Figure 2-5 Influence of cranial-caudal (a) and mediolateral (b) translation of the hip center on joint contact forces in the hip. Displayed is the change in mean hip contact forces during a walking cycle in relation to values in the anatomically reconstructed joint. (Modified from Heller MO, Schroder JH, Matziolis G, et al: [Musculoskeletal load analysis: a biomechanical explanation for clinical results—and more?]. Orthopade 3:188, 190–194, 2007.)

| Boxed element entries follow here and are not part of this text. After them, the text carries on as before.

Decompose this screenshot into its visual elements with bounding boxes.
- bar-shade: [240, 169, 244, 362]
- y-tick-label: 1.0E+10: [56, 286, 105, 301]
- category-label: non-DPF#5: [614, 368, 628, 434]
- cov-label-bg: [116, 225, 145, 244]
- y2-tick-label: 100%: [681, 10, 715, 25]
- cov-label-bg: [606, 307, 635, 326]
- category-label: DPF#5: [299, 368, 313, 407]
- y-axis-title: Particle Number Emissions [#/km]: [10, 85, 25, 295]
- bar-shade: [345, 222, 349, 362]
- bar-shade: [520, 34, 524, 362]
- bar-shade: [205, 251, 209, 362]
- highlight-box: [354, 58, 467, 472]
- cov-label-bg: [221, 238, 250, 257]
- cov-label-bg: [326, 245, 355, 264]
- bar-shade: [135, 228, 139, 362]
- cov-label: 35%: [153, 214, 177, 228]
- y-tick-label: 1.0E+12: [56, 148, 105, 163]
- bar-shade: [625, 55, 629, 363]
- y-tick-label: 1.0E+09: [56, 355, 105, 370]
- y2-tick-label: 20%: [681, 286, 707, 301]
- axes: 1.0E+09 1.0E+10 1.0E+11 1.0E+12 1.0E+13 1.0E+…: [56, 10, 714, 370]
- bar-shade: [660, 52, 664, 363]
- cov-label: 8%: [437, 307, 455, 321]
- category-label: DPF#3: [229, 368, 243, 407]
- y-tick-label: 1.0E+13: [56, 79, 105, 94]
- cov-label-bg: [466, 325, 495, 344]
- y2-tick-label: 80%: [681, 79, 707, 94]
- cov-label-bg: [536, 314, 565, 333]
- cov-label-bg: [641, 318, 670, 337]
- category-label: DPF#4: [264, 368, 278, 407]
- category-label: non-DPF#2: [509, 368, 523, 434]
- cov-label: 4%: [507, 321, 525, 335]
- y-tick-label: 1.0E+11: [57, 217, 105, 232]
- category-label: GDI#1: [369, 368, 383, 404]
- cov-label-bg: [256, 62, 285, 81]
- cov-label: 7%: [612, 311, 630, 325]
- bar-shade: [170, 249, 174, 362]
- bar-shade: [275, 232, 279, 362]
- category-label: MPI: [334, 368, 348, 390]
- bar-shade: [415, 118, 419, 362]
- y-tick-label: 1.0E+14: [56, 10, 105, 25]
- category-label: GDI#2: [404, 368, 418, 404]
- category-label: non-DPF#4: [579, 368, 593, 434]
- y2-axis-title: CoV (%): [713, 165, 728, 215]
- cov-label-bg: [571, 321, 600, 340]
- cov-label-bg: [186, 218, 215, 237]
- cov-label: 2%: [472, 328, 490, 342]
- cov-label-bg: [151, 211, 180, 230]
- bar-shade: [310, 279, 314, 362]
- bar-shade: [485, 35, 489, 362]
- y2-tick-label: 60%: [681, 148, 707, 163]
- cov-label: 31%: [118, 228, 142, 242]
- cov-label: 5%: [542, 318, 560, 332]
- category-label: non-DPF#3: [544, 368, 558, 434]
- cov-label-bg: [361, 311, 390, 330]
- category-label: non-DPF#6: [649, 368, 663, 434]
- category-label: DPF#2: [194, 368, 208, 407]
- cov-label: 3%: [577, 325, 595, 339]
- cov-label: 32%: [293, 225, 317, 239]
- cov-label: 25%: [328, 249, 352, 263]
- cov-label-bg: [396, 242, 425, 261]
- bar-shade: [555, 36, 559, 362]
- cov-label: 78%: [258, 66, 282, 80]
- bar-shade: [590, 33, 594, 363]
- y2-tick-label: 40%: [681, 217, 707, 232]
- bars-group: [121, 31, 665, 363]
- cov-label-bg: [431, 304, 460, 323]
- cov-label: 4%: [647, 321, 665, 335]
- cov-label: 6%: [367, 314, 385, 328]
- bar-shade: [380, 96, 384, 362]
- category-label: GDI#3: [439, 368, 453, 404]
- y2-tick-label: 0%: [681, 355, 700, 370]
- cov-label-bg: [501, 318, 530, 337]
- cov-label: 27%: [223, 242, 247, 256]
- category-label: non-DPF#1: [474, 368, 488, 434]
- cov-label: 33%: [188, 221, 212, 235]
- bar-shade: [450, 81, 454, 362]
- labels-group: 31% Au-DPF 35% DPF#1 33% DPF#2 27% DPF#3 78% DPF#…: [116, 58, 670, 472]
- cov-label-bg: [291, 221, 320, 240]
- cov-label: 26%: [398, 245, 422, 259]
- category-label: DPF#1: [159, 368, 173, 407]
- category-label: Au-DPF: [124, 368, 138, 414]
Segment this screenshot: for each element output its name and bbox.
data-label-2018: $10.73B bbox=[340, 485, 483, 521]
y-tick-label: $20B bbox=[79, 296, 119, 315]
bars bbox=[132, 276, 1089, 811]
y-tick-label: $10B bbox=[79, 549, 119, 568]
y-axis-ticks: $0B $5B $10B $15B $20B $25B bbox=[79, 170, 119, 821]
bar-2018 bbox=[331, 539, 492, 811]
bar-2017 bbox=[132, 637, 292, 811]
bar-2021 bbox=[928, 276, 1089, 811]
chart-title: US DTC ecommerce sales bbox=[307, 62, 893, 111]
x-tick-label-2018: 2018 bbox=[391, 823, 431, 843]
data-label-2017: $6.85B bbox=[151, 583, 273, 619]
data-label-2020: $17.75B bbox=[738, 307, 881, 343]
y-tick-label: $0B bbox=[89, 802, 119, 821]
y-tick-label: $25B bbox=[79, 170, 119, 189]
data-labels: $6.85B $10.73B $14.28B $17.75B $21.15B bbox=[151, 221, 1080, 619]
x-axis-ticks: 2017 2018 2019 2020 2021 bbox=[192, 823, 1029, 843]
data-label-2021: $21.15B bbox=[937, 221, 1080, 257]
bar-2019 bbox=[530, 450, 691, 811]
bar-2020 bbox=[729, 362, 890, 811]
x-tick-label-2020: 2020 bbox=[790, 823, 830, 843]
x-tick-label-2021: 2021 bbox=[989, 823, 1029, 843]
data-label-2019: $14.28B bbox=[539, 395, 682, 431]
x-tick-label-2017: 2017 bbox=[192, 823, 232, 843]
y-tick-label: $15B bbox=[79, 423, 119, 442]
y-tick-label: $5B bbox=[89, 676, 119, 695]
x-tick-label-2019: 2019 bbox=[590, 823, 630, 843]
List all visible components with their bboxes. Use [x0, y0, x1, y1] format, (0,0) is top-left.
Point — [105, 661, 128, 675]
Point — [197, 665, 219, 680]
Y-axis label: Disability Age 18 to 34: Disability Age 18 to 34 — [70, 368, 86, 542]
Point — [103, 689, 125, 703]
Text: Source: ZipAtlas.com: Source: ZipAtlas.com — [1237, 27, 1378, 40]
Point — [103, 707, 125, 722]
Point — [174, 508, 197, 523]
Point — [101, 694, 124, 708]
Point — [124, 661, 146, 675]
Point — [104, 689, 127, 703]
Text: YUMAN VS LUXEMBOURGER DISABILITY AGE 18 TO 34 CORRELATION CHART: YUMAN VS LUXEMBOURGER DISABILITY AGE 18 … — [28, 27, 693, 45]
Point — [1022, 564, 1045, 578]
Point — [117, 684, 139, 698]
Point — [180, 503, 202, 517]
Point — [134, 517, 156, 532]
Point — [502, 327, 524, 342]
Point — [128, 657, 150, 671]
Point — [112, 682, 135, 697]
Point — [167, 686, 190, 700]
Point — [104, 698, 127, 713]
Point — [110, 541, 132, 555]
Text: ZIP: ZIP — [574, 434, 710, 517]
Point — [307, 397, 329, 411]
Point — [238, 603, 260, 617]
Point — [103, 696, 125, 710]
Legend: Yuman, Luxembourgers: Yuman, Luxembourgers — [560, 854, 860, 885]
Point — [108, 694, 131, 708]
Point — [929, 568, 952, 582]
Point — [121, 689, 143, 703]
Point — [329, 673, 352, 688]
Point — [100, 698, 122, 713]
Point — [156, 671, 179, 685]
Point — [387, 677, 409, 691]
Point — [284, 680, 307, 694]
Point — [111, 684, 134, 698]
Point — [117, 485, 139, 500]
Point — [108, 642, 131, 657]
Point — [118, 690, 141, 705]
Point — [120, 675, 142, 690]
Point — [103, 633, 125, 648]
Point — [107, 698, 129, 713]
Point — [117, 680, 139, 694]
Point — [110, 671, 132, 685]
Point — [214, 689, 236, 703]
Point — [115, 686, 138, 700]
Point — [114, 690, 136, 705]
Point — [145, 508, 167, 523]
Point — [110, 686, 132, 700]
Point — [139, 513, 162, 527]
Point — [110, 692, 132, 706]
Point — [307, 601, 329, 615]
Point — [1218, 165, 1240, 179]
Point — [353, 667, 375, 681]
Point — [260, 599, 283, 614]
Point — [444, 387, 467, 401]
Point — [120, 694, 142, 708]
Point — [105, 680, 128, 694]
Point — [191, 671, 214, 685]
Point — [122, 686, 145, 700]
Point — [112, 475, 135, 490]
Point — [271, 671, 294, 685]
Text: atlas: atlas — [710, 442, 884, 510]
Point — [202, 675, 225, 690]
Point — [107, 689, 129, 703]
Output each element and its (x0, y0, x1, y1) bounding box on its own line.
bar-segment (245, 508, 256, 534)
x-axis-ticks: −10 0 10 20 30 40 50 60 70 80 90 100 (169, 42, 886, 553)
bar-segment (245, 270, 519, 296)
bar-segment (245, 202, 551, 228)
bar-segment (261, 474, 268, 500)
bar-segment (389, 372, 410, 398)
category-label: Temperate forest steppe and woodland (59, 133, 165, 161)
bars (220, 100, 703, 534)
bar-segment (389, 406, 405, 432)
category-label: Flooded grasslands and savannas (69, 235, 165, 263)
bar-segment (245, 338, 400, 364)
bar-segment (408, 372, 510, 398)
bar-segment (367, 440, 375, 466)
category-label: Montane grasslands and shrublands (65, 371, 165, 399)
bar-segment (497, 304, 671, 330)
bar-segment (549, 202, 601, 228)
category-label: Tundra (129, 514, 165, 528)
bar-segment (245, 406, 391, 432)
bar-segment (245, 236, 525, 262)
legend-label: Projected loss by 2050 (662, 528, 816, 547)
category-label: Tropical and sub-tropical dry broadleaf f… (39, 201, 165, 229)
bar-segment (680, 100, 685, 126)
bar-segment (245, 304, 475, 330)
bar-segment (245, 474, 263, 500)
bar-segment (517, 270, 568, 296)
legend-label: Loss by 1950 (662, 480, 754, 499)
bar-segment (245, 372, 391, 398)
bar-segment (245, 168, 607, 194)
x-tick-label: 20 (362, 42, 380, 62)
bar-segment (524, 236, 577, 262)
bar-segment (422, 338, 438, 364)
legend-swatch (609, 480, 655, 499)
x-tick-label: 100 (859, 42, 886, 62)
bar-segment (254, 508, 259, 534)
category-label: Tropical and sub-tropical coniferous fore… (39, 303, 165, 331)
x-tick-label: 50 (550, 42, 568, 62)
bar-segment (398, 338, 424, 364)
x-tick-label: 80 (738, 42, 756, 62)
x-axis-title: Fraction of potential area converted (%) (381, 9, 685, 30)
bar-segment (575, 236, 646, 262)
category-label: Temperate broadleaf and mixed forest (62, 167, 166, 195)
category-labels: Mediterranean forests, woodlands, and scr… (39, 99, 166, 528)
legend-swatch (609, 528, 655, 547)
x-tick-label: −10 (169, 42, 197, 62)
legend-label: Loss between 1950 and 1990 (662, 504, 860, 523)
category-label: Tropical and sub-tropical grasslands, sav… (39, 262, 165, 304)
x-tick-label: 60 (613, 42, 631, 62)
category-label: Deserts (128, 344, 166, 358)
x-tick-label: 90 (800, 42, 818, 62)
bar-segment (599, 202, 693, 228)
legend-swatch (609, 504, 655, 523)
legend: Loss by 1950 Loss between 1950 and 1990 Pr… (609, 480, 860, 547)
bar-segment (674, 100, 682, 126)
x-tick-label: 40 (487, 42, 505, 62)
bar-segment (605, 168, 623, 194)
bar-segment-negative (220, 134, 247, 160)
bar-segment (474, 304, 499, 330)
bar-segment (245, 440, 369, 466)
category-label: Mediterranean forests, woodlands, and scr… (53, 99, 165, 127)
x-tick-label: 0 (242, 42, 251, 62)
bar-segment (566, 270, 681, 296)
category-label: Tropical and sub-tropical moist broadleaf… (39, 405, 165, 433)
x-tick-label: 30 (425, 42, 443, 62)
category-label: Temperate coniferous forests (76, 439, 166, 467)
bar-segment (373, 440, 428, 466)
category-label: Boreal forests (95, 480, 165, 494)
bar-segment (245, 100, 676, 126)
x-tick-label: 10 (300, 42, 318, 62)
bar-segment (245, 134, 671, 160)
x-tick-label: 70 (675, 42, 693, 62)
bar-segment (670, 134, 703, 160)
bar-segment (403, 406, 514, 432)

Among 109 retrospectively analyzed primary hip replacements with an average follow-up of 9.3 years,57 the joint center was anatomically reconstructed in 61% (n = 66) (group I). The joint center was cranialized in 29 patients (27%) (group II), medialized in 10 patients (group III), and caudalized in 4 patients (group IV). Although no significant difference was observed between any of the groups in terms of Harris hip scores, and no difference in the linear polyethylene wear rate was found between groups I and II, the group with the medialized joint center (group III) and with lower joint contact forces exhibited significantly lower wear (0.077 mm3/year) than the group with an anatomically reconstructed joint (group I; P = .018). Analyses56 therefore revealed an interrelation between the location of the artificial hip joint center, joint contact forces acting in the artificial hip, and wear of the polyethylene inserts.